USD/JPY drops to 105.00 as Tokyo opens for trading on Wednesday. The yen pair stays depressed near the multi-day low as risk-tone remains heavy amid a lack of progress in the US policymakers’ negotiations over the much-awaited fiscal package. Also weighing on the pair could be the coronavirus (COVID-19) woes and market expectations of dovish comments from the US Federal Reserve (Fed) Chairman Jerome Powell during today’s post-Federal Open Market Committee (FOMC) meet.

Pessimism is all-pervasive…

Be it the American Senators’ inability to agree over the trillion-dollar worth stimulus or the losses due to the pandemic, not to forget the US-China tussle, many catalysts are supporting the current risk-off momentum. As a result, the USD/JPY pair, considered as a risk barometer, dwindles to the lowest since early-March.

Early in Asia, US House Speaker Nancy Pelosi and White House Chief of Staff Mark Meadows cited differences among the policymakers over the details of phase 4 COVID-19 bill. Other than the delay in decision-making, nearness to the expiry of unemployment claim benefits also magnifies the market pessimism.

Elsewhere, US President Donald Trump pushed hard to rekindle vaccine hopes and the Fed also played their part while extending expiries of the previously announced stimulus measures. However, nothing could beat the virus woes as global numbers rose past-16.00 million.

Against this backdrop, Wall Street closed in negative on Monday whereas the US dollar’s gains from two-year low also failed to defy the USD/JPY. Further, the US 10-year Treasury yields remain depressed around 0.58% with Japan’s Nikkei 225 down 0.50% to 22,545 by the press time.

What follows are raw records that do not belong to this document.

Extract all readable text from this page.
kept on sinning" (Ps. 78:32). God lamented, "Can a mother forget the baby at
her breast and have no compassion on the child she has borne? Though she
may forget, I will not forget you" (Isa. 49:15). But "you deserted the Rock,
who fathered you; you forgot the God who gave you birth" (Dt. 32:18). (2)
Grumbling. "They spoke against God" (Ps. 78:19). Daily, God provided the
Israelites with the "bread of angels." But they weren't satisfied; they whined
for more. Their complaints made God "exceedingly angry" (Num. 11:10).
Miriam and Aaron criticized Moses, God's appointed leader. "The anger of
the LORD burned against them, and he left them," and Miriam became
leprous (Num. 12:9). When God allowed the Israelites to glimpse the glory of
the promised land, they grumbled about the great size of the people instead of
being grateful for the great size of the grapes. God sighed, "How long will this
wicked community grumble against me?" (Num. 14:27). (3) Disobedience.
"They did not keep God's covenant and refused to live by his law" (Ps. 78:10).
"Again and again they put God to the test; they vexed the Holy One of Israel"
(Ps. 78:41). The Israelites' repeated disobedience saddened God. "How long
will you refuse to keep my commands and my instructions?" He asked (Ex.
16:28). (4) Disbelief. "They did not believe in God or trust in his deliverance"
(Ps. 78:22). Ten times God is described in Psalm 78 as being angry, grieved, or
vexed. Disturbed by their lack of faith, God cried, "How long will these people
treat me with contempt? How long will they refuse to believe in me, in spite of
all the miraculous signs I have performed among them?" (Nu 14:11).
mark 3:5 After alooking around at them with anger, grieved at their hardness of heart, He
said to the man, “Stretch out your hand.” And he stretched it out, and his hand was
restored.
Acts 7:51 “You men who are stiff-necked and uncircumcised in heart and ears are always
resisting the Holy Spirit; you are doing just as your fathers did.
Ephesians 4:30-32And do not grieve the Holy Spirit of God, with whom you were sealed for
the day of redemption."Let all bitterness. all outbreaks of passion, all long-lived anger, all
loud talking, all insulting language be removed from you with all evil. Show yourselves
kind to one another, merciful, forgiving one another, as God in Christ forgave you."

Moving on, global markets may witness the pre-Fed trading lull but risk catalysts may offer intermediate moves. Also important will be comments from the BOJ policymaker who may shed light on the Japanese central bank’s easy stand amid the pandemic.

Technical analysis

Only if the bulls manage to close beyond June month’s low around 106.10, they can look for the early-month top beyond 108.00. Until then, March 11 low near 104.10 and 102.70 may entertain the bears ahead of the yearly bottom surrounding 101.20/15.